The adopted bill adds two members increasing the membership to 7, the first increase in board membership in seven decades.

Story

State legislation expanding the King County Library System (KCLS) board of trustees from five to seven members is awaiting Governor Inslee’s signature.

House Bill 1281, sponsored by Washington State Representative Joe Fitzgibbon, updates the board to better represent the growing and diverse population of those served by the library system. Metropolitan King County Council Chair Joe McDermott and Council Vice Chair Reagan Dunn worked together with Representative Fitzgibbon to get the bill through the State Legislature.

“I enjoyed working closely with Councilmembers McDermott and Dunn to get this important and common sense update passed this year,” said Fitzgibbon. “A robust King County Library system benefits everyone, and this increase allows for the system to account for the diverse growth throughout the region.”

“King County libraries are an integral part of every community,” said McDermott. “I’m excited that we can enhance the system’s administration to match the exponential growth in our region to ensure robust and equitable access for every resident in our county.”

“This is a ‘good government’ bill that seeks to improve how the King County Library System serves the ever changing needs of our growing region,” said Dunn. “I am hopeful that Governor Inslee recognizes the merits of this legislation and signs it into law.”

When the King County Library System (KCLS) Board of Trustees was established in 1943, state law required that five members serve on the Board. The adopted bill adds two members increasing the membership to 7, the first increase in board membership in seven decades.

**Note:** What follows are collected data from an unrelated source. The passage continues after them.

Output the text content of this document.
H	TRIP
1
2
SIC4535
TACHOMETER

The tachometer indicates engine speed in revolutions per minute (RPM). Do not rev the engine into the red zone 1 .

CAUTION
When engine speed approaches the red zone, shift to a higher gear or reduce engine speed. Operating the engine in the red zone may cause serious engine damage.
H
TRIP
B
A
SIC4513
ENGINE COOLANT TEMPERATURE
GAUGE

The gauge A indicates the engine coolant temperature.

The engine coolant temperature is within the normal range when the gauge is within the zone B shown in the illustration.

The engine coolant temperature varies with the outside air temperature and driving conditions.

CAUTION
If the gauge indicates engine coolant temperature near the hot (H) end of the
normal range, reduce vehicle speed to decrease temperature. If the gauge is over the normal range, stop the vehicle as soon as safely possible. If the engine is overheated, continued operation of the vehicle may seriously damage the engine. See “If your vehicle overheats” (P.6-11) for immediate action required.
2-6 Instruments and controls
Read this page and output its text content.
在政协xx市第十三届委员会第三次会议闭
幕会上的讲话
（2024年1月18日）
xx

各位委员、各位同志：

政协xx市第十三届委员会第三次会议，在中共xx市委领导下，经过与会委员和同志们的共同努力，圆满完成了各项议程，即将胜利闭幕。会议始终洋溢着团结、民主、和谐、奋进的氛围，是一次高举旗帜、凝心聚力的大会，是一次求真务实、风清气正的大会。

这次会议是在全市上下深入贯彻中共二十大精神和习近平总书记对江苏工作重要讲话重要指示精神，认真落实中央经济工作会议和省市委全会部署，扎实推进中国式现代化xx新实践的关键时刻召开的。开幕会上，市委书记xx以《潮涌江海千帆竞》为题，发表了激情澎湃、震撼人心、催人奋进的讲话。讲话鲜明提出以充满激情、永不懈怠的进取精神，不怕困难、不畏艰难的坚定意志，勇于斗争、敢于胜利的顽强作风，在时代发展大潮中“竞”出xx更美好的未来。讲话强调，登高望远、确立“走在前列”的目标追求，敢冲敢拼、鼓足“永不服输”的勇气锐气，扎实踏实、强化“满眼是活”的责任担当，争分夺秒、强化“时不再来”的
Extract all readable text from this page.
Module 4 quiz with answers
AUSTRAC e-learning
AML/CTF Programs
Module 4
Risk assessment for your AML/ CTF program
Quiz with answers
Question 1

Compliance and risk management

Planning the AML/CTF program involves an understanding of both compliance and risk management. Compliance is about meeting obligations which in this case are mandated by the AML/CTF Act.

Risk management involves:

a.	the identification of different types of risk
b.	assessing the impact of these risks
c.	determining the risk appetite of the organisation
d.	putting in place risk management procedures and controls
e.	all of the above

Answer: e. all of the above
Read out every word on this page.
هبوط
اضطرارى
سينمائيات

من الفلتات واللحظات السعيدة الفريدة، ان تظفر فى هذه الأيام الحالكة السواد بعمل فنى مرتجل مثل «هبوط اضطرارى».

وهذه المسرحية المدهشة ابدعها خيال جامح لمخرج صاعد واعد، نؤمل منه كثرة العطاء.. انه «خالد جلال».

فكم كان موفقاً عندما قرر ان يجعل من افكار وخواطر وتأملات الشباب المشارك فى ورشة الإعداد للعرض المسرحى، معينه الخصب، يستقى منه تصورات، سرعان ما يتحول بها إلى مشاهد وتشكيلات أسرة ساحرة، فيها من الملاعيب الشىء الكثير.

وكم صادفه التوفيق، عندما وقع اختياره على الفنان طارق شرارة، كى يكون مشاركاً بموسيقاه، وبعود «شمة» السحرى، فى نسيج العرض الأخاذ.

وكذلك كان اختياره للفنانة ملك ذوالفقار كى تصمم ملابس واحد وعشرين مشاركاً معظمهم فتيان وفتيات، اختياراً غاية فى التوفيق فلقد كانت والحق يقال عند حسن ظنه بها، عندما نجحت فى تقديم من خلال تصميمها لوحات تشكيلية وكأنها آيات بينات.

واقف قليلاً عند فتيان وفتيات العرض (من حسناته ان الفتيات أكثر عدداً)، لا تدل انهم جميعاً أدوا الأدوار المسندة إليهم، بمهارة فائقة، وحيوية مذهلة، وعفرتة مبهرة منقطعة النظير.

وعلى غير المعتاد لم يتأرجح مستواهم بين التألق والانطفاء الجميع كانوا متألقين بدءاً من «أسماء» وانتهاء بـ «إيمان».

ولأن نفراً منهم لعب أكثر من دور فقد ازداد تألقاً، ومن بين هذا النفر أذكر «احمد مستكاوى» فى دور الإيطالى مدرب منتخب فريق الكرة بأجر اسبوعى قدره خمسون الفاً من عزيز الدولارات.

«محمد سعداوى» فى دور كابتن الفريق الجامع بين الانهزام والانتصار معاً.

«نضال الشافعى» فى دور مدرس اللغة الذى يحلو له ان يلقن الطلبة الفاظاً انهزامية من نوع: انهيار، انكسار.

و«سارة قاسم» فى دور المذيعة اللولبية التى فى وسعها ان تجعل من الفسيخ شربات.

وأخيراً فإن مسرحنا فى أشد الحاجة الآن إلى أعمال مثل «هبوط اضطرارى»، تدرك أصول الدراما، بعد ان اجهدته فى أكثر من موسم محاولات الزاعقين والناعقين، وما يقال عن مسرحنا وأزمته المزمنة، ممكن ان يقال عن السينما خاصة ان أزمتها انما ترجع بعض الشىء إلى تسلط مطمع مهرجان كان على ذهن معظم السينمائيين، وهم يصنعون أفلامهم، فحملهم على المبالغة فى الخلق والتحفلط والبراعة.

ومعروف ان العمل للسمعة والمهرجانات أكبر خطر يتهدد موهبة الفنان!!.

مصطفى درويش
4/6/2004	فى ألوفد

KCLS has 49 libraries that serve 1.4 million residents in nearly every part of King County outside of Seattle including the city of Bellevue, suburban residents in Shoreline, and rural residents in the Snoqualmie Valley. The legislation would adjust the board to better represent the growing population.

According to state law board members shall be residents of either those cities or towns that, through annexation, have become part of the rural county library district or unincorporated areas of the county, and that represent the geographic diversity of the library district. Members are appointed by the county executive and confirmed by the county legislative authority.